Moleculin may yet have a bright future and may just need the word to get out to jumpstart its work. Annamycin may yet succeed. The drug is supported by some promising data, and assuming this data passes audit, will have a chance to build into a pivotal trial across the next couple of years.
What we are pointing out, however, is that this company seems to be attempting to align itself with some big players in a big space, and it doesn’t even have a drug in its clinical development pipeline. It’s doing this through paid promotional activity, skewed social media campaigns and the supporting of its lead candidate with as yet unaudited data that another company collected.

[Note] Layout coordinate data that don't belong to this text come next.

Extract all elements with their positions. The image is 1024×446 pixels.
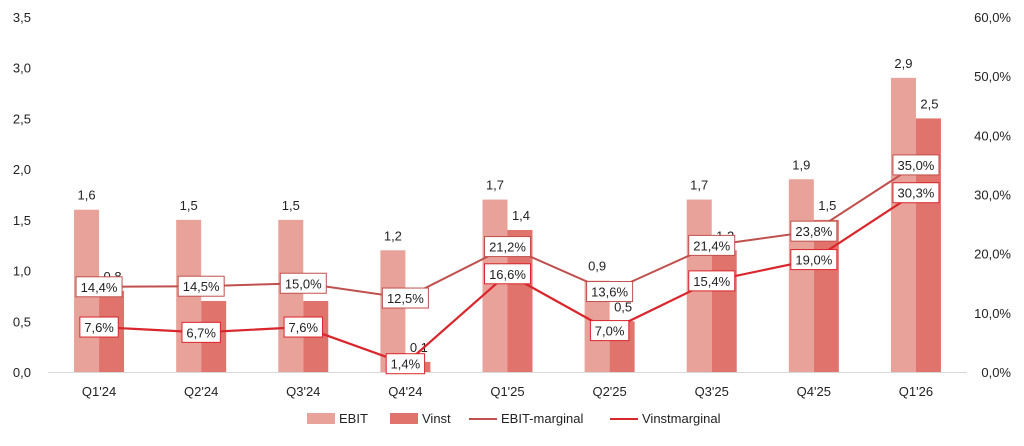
y-right-tick-label: 0,0% [981,365,1011,380]
x-tick-label: Q1'25 [490,384,524,399]
bar-vinst-label: 0,5 [614,299,632,314]
x-tick-label: Q3'24 [286,384,320,399]
bar-ebit-label: 1,7 [486,178,504,193]
bar-vinst-label: 1,5 [818,198,836,213]
legend-swatch-ebit [307,413,335,424]
ebit-marginal-label: 23,8% [795,224,832,239]
ebit-marginal-label: 21,4% [693,238,730,253]
bar-ebit-label: 2,9 [894,56,912,71]
y-left-tick-label: 3,5 [13,10,31,25]
ebit-marginal-label: 21,2% [489,240,526,255]
x-tick-label: Q4'25 [797,384,831,399]
ebit-marginal-label-box [75,276,123,298]
vinstmarginal-label-box [181,321,221,343]
ebit-marginal-label-box [177,275,225,297]
vinstmarginal-label-box [484,263,531,285]
legend-label: Vinst [422,411,451,426]
bar-vinst-label: 1,4 [512,208,530,223]
vinstmarginal-label-box [79,316,119,338]
ebit-marginal-label-box [484,236,531,258]
x-tick-label: Q2'24 [184,384,218,399]
y-left-tick-label: 3,0 [13,61,31,76]
vinstmarginal-label: 19,0% [795,253,832,268]
vinstmarginal-label: 30,3% [898,186,935,201]
ebit-marginal-label-box [586,281,634,303]
bar-ebit [380,250,406,372]
bar-vinst [711,250,737,372]
x-tick-label: Q4'24 [388,384,422,399]
y-left-tick-label: 1,0 [13,264,31,279]
bar-ebit [788,179,814,372]
bar-ebit-label: 1,9 [792,157,810,172]
y-left-tick-label: 0,0 [13,365,31,380]
ebit-marginal-label-box [381,287,429,309]
ebit-marginal-label: 35,0% [898,158,935,173]
legend-label: Vinstmarginal [642,411,721,426]
vinstmarginal-label-box [283,316,323,338]
ebit-marginal-label-box [688,234,736,256]
bar-ebit-label: 0,9 [588,259,606,274]
vinstmarginal-label: 7,6% [84,320,114,335]
y-right-tick-label: 50,0% [974,69,1011,84]
ebit-marginal-label: 12,5% [387,291,424,306]
y-right-tick-label: 40,0% [974,128,1011,143]
y-left-tick-label: 2,0 [13,162,31,177]
bar-ebit-label: 1,2 [384,228,402,243]
vinstmarginal-label-box [385,353,426,375]
ebit-marginal-label: 14,5% [183,279,220,294]
ebit-marginal-label-box [892,154,940,176]
y-left-tick-label: 0,5 [13,314,31,329]
bar-ebit [890,77,916,372]
bar-ebit-label: 1,6 [78,188,96,203]
vinstmarginal-label: 1,4% [391,357,421,372]
x-tick-label: Q1'24 [82,384,116,399]
ebit-marginal-label: 15,0% [285,276,322,291]
vinstmarginal-label: 16,6% [489,267,526,282]
bar-ebit-label: 1,7 [690,178,708,193]
legend-label: EBIT-marginal [501,411,583,426]
bar-vinst-label: 2,5 [920,96,938,111]
y-right-tick-label: 10,0% [974,306,1011,321]
ebit-marginal-label: 13,6% [591,285,628,300]
vinstmarginal-label: 6,7% [186,325,216,340]
y-right-tick-label: 20,0% [974,247,1011,262]
bar-vinst-label: 0,1 [410,340,428,355]
bar-ebit-label: 1,5 [180,198,198,213]
vinstmarginal-label-box [688,270,736,292]
y-right-tick-label: 30,0% [974,188,1011,203]
vinstmarginal-label-box [892,182,940,204]
vinstmarginal-label: 7,0% [595,324,625,339]
bar-vinst [813,219,839,372]
vinstmarginal-label: 7,6% [288,320,318,335]
y-left-tick-label: 1,5 [13,213,31,228]
vinstmarginal-label-box [589,320,630,342]
x-tick-label: Q3'25 [695,384,729,399]
vinstmarginal-label: 15,4% [693,274,730,289]
ebit-marginal-label-box [790,220,838,242]
y-left-tick-label: 2,5 [13,111,31,126]
x-tick-label: Q2'25 [592,384,626,399]
y-right-tick-label: 60,0% [974,10,1011,25]
x-tick-label: Q1'26 [899,384,933,399]
legend-label: EBIT [339,411,368,426]
bar-ebit [278,219,304,372]
vinstmarginal-label-box [790,249,838,271]
ebit-marginal-label-box [279,272,327,294]
bar-ebit-label: 1,5 [282,198,300,213]
ebit-marginal-label: 14,4% [81,280,118,295]
legend-swatch-vinst [390,413,418,424]
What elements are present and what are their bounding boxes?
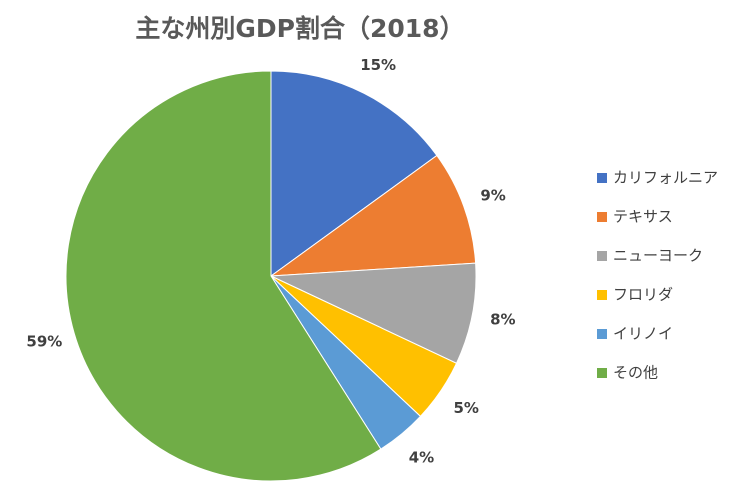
data-label: 15%: [360, 56, 396, 74]
legend-label: カリフォルニア: [613, 169, 718, 187]
data-label: 59%: [26, 332, 62, 350]
data-label: 5%: [453, 399, 478, 417]
legend-label: テキサス: [613, 208, 673, 226]
legend-swatch: [597, 290, 607, 300]
legend-label: イリノイ: [613, 325, 673, 343]
legend-swatch: [597, 212, 607, 222]
pie-slice: [269, 154, 477, 277]
legend-swatch: [597, 329, 607, 339]
legend-label: フロリダ: [613, 286, 673, 304]
data-label: 4%: [409, 448, 434, 466]
data-label: 9%: [480, 187, 505, 205]
legend-swatch: [597, 251, 607, 261]
pie-slice: [270, 262, 477, 364]
legend-swatch: [597, 173, 607, 183]
chart-title: 主な州別GDP割合（2018）: [135, 14, 464, 43]
legend-label: その他: [613, 364, 658, 382]
legend-swatch: [597, 368, 607, 378]
pie-slice: [270, 70, 438, 277]
data-label: 8%: [490, 311, 515, 329]
legend-label: ニューヨーク: [613, 247, 703, 265]
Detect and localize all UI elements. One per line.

The final concrete quantitative statistic we will leave you with is that CytRx, which is nearing the end of Phase III trials with a special protocol assessment for a very similar reformulated anthracycline chemotherapy, only has a market cap of $58M right now. Does a company that does not even have an active IND for a similar class drug deserve a market cap 28% higher? If annamycin succeeds, Moleculin will of course be worth much more than it is now by many multiples. But before we can even begin to assess whether it will be, its value looks set to fall in the meantime.
Annamycin does seem to work so far, but it doesn’t look to justify the company’s current valuation. There will probably be better entry points later if development continues. The drug looks good so far in term of long term potential. The current valuation, not so much.